LPRVF art grant good investment for students
Published 7:00 am Friday, October 16, 2015
We would like to say a public “thank you” to the Lower Pearl River Valley Foundation for their generous arts grant to South Side Elementary School.
It’s well known that despite small classroom budgets provided by districts, teachers generally buy classroom supplies. Those supplies range from inexpensive decorations to costly teaching aids. Art supplies, as any artist or art teacher will attest, are not cheap. However, if a district is to provide worthwhile arts instruction, they are every bit as necessary as science textbooks. But of course, school districts must buy science textbooks according to state law. Art supplies are a different matter.
There is a lot of talk in Mississippi these days about school funding, but arts programs across the nation are not much different than the ones here at home. They’re all underfunded.

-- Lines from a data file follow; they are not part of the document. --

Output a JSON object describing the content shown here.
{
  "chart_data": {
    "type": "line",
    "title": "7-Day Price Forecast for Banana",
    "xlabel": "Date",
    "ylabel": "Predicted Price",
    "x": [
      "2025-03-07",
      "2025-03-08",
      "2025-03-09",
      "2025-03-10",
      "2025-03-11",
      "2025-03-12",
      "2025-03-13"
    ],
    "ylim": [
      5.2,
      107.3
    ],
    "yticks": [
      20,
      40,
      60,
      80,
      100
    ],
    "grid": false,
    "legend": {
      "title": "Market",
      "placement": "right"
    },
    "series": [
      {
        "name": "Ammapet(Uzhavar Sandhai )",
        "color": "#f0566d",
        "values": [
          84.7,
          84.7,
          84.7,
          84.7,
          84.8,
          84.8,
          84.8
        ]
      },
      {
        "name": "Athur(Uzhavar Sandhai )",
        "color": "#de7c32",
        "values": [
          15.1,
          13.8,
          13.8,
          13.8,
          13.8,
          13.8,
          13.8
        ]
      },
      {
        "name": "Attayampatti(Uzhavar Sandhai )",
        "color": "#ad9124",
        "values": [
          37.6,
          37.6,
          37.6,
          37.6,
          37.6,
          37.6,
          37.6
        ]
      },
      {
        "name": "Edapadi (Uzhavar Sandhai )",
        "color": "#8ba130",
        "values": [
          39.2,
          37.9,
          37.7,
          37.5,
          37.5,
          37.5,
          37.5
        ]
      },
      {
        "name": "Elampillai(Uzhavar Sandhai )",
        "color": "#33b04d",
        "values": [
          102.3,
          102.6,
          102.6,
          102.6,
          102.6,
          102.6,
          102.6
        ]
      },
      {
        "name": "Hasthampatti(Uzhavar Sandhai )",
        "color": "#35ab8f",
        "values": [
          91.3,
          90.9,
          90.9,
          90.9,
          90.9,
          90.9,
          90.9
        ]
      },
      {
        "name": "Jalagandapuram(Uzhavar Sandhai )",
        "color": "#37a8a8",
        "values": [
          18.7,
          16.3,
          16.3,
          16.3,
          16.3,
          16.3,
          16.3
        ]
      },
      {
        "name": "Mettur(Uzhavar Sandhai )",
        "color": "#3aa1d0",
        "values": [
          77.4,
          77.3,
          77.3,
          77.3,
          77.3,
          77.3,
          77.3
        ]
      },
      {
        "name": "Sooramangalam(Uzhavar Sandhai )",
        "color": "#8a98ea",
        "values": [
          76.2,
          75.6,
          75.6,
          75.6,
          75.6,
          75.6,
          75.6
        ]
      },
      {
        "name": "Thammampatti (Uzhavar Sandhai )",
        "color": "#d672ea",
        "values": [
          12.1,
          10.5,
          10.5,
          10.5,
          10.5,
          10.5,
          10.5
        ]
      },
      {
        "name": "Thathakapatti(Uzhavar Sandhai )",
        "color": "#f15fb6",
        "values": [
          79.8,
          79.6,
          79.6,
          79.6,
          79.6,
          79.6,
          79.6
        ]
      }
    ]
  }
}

This week National Public Radio reported on an art teacher at a public high school in Sherman Oaks, California who spends between $300 to $400 of her own money each year on extra art supplies. As the teacher in the NPR story explained, she can’t expect her students to make good art without good equipment. Her choice, therefore, is to offer an inferior experience and education or spend her own money. Locally, teachers face the same dilemma.
But the grant does more than just lessen the economic burden on teachers. We understand that STEM education is important, and our economy depends on students who understand math and science, but art is important too, if in different ways. Our economy might not depend on the arts (although what great city does not also have great art?) but art can capture a student’s interest and attention in school in ways math and science do not. Each student should feel they are good at something and the arts offer an opportunity for a child to master and excel in something that is neither academic nor physical.
With their grant money, the LPRVF will allow a child to do something good, maybe better than someone else. And that’s a lesson not enough kids get in school.